Exchange core values should be indicated on all invoices. Per US customs regulations, the value of the unit must be indicated on a Commercial Invoice, not the value of the transaction. Both the invoice and Customs Invoice must match. The following excerpt is from the Department of Commerce Foreign Trade Regulations:
Section 30.1
Export value: The value of the goods at the U.S. port of export. The value shall be the selling price (or the cost if the goods are not sold), including inland or domestic freight, insurance, and other charges to the U.S. seaport, airport, or land border port of export.

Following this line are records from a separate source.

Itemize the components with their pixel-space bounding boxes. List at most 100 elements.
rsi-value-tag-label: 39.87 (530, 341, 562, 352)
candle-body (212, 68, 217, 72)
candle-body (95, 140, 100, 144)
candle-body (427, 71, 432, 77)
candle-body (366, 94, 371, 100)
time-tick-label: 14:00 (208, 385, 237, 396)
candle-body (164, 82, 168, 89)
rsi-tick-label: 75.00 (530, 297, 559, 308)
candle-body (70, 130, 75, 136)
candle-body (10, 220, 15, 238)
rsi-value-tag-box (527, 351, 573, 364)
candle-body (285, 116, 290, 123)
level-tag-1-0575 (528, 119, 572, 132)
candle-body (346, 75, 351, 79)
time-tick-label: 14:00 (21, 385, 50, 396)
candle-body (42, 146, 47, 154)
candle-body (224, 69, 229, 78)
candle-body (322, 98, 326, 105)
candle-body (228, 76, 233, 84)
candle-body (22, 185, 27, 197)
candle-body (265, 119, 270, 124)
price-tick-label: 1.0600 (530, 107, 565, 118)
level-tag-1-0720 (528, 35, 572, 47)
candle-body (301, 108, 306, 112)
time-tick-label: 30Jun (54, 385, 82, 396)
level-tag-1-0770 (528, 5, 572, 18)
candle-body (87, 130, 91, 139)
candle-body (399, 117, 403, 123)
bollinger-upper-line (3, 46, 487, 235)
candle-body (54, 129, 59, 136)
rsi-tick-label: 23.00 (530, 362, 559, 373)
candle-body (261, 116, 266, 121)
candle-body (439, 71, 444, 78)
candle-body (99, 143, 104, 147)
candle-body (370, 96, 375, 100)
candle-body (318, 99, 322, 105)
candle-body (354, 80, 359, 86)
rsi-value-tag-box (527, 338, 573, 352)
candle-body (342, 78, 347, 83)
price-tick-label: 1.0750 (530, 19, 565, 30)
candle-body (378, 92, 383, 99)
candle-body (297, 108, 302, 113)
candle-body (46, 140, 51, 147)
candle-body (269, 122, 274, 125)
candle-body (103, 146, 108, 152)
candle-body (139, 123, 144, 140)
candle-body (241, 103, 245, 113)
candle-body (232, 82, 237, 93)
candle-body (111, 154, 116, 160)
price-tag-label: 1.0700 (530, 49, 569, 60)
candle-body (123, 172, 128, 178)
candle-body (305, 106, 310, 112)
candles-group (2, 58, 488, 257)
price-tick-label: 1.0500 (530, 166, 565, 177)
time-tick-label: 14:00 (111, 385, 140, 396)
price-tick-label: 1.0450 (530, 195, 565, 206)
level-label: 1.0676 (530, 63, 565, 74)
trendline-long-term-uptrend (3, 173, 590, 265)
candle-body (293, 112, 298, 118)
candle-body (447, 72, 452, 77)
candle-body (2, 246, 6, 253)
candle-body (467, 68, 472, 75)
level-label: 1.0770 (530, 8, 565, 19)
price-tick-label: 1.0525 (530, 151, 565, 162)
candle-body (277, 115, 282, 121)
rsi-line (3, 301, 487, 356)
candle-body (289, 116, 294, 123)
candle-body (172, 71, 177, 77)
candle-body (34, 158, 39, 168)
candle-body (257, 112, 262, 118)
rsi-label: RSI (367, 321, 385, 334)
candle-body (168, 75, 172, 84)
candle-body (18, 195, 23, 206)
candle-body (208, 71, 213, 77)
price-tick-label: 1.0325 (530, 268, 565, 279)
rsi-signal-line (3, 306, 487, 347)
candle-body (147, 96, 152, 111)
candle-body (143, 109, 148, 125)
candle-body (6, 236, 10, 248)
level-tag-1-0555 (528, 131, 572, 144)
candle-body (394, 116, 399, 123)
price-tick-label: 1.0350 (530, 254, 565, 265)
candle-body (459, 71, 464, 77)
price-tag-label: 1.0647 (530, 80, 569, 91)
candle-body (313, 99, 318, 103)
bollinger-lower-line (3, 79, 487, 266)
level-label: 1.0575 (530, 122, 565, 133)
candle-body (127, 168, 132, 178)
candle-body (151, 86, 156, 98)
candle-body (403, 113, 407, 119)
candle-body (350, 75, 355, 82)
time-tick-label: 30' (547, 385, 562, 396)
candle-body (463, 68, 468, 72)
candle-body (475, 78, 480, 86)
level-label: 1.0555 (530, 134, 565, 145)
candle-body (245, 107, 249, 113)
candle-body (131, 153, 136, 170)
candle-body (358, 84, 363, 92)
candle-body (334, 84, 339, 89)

Cost of goods is the sum of expenses incurred in the USPPI's acquisition or production of the goods. (See § 30.6(a)(17)).
Section 30.6(a)(17)
In general, the value to be reported in the EEI shall be the value of the goods at the U.S. port of export. The value shall be the selling price as defined in this paragraph (or the cost if the goods are not sold), including inland or domestic freight, insurance, and other charges to the U.S. seaport, airport, or land border port of export. Cost of goods is the sum of expenses incurred in the USPPI acquisition or production of the goods. Report the value to the nearest dollar; omit cents. Fractions of a dollar less than 50 cents should be ignored, and fractions of 50 cents or more should be rounded up to the next dollar. (i) Selling price. The selling price for goods exported pursuant to sale, and the value to be reported in the EEI, is the USPPI's price to the FPPI (the foreign buyer). Deduct from the selling price any unconditional discounts, but do not deduct discounts that are conditional upon a particular act or performance on the part of the foreign buyer. For goods shipped on consignment without a sale actually having been made at the time of export, the selling price to be reported in the EEI is the market value at the time of export at the U.S. port.